Milk thistle is a flowering plant whose seeds contain silymarin, a mix of flavonolignans (mostly silybin) that's been used for liver problems since Roman times. People take it for one main reason: to protect or support the liver against things that load it up, alcohol, fatty liver, prescription drugs that are rough on the liver, the occasional binge weekend, a heavy supplement or peptide cycle. It's the most-studied herbal compound for the liver and one of the few with a real pharmacological effect on hepatocytes rather than just being a generic antioxidant.
It's not a fix for liver damage you're actively causing, and it's not magic, you can't drink heavily and erase the consequences with a pill. The honest description is that silymarin lowers oxidative stress in liver cells, stabilises their membranes against toxins, and modestly improves liver enzyme levels (ALT and AST) in people with fatty liver, mild chronic liver injury, or ongoing drug-induced stress. If your liver is healthy and unstressed, you'll feel nothing. The use case is buffering, not enhancement.

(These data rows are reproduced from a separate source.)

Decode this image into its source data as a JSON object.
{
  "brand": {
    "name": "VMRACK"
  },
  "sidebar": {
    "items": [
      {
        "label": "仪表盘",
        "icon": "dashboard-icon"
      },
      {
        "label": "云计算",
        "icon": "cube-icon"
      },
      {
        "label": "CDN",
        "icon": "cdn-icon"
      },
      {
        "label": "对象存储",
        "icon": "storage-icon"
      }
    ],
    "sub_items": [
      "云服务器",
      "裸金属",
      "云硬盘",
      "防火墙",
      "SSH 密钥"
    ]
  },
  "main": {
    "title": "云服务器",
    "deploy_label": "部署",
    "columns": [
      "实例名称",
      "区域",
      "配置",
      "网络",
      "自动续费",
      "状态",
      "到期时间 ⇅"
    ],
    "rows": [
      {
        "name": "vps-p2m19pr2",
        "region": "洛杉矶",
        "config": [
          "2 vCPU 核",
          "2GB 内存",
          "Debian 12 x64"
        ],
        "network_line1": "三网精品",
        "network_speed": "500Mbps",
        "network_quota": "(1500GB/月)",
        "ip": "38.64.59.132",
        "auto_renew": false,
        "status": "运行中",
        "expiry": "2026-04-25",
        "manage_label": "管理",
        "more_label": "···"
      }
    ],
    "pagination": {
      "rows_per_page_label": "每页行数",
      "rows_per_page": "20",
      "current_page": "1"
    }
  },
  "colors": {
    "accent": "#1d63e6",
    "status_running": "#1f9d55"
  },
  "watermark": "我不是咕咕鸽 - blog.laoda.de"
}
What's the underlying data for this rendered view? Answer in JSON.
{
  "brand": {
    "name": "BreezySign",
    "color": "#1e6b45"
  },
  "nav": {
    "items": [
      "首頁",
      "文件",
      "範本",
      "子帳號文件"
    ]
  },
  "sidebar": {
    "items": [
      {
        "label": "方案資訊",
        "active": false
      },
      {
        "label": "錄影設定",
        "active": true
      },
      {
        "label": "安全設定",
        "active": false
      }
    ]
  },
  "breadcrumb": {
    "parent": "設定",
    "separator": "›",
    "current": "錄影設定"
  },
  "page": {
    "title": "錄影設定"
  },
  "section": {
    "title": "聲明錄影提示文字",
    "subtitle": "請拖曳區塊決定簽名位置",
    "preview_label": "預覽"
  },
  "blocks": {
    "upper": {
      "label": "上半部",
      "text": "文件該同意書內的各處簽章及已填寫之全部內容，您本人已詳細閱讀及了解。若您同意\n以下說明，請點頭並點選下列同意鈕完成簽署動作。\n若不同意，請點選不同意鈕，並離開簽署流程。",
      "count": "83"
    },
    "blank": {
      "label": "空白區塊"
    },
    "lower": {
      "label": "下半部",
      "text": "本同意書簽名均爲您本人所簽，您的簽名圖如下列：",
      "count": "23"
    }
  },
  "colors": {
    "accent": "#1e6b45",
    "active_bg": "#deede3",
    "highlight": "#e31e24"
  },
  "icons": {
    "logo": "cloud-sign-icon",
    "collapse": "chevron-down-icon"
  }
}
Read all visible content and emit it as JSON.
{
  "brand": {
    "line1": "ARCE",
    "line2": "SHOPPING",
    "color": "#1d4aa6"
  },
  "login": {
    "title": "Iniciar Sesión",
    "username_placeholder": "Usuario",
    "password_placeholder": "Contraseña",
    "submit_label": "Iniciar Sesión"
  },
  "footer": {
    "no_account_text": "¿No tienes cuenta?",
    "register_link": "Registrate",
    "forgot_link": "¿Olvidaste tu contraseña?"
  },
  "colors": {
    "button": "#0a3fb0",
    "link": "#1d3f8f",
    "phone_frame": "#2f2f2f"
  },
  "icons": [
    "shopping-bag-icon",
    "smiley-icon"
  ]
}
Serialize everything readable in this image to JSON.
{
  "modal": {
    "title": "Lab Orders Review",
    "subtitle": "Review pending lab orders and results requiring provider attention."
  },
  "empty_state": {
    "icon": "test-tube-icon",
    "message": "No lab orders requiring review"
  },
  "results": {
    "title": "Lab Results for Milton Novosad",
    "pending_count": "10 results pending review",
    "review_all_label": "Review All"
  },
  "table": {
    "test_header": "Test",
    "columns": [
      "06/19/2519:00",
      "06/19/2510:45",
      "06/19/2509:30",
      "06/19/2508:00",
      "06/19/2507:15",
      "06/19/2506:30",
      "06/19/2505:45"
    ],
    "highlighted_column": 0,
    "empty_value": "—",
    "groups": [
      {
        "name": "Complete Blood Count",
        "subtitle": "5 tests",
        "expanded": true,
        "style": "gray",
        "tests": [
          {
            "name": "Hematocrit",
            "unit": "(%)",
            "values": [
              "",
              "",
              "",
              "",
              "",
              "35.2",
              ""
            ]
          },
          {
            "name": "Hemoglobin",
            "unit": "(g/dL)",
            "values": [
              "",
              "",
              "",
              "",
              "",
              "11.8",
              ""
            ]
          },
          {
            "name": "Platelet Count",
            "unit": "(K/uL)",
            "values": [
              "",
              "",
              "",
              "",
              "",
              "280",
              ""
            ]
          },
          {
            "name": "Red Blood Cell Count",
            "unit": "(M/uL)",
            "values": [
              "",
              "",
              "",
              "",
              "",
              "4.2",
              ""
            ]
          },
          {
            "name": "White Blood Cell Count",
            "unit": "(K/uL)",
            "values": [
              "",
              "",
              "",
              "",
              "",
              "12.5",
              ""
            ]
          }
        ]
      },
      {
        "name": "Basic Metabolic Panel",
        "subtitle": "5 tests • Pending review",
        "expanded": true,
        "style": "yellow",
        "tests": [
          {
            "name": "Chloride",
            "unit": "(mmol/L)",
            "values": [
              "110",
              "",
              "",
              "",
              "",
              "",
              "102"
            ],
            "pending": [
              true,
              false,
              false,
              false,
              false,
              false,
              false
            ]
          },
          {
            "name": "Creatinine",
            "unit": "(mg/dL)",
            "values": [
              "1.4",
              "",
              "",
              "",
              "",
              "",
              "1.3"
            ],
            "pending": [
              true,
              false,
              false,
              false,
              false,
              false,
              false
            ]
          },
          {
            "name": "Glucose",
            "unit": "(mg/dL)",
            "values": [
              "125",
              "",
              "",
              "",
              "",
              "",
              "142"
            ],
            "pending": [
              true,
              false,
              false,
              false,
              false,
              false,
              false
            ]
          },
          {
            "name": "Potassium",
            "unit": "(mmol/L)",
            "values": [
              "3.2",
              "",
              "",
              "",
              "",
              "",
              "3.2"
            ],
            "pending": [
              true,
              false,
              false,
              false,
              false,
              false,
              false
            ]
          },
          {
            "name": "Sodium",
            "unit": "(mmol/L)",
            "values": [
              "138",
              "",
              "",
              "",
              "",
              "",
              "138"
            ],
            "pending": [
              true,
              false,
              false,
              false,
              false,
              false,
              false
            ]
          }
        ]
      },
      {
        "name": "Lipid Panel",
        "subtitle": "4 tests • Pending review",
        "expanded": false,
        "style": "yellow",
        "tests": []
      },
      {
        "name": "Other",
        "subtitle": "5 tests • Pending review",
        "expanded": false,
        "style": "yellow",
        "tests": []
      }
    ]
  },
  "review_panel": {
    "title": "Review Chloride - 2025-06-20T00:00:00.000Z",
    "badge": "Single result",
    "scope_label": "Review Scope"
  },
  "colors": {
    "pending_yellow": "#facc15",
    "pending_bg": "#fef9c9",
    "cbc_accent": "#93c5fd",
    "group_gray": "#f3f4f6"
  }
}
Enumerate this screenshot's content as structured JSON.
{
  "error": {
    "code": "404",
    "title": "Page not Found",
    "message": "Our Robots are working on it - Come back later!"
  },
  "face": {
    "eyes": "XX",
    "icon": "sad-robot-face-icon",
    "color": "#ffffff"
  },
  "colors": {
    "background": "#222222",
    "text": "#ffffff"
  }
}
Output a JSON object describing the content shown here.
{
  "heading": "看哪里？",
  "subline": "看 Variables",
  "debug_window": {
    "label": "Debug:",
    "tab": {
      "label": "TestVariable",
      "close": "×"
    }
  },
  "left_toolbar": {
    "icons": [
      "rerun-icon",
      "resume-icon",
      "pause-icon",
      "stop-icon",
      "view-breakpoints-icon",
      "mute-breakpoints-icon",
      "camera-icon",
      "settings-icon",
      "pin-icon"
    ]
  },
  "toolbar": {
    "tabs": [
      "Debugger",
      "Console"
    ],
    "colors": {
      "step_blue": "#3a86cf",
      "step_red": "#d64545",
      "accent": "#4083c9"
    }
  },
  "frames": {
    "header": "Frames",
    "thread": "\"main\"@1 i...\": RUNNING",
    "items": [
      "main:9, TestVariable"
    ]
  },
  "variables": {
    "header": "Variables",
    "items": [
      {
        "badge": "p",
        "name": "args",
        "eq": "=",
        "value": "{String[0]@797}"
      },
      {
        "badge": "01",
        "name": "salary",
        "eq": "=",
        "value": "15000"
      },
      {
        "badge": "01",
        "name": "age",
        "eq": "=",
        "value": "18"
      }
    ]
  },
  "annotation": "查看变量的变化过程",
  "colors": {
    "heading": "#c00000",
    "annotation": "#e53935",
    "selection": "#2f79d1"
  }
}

For most people, nothing subjective. Milk thistle doesn't have a felt effect, it works quietly in the background by lowering oxidative stress in liver cells and stabilising their membranes. The honest expectation is that you won't notice anything from day to day.
Where you might notice something is in bloodwork. If you have a fatty liver or elevated ALT/AST, 8-12 weeks at 400-700 mg/day typically pulls those numbers down by 10-30% in trial settings. If your numbers are normal to start with, they probably won't move much.
The other place people notice is recovery from a heavy drinking night or a hepatotoxic exposure (paracetamol, oral compounds, intense pharmaceutical load). Anecdotally, people report less of the wrung-out, sluggish, foggy day-after feeling. The mechanism is plausible (lower oxidative burden in the liver, faster glutathione regeneration) but this is the soft, subjective part of the evidence, not the hard part.
Don't expect it to fix anything you're actively breaking. If you're drinking heavily, eating a poor diet, and running orals, milk thistle is a low-leverage tool. The high-leverage tools are removing the things that load the liver in the first place.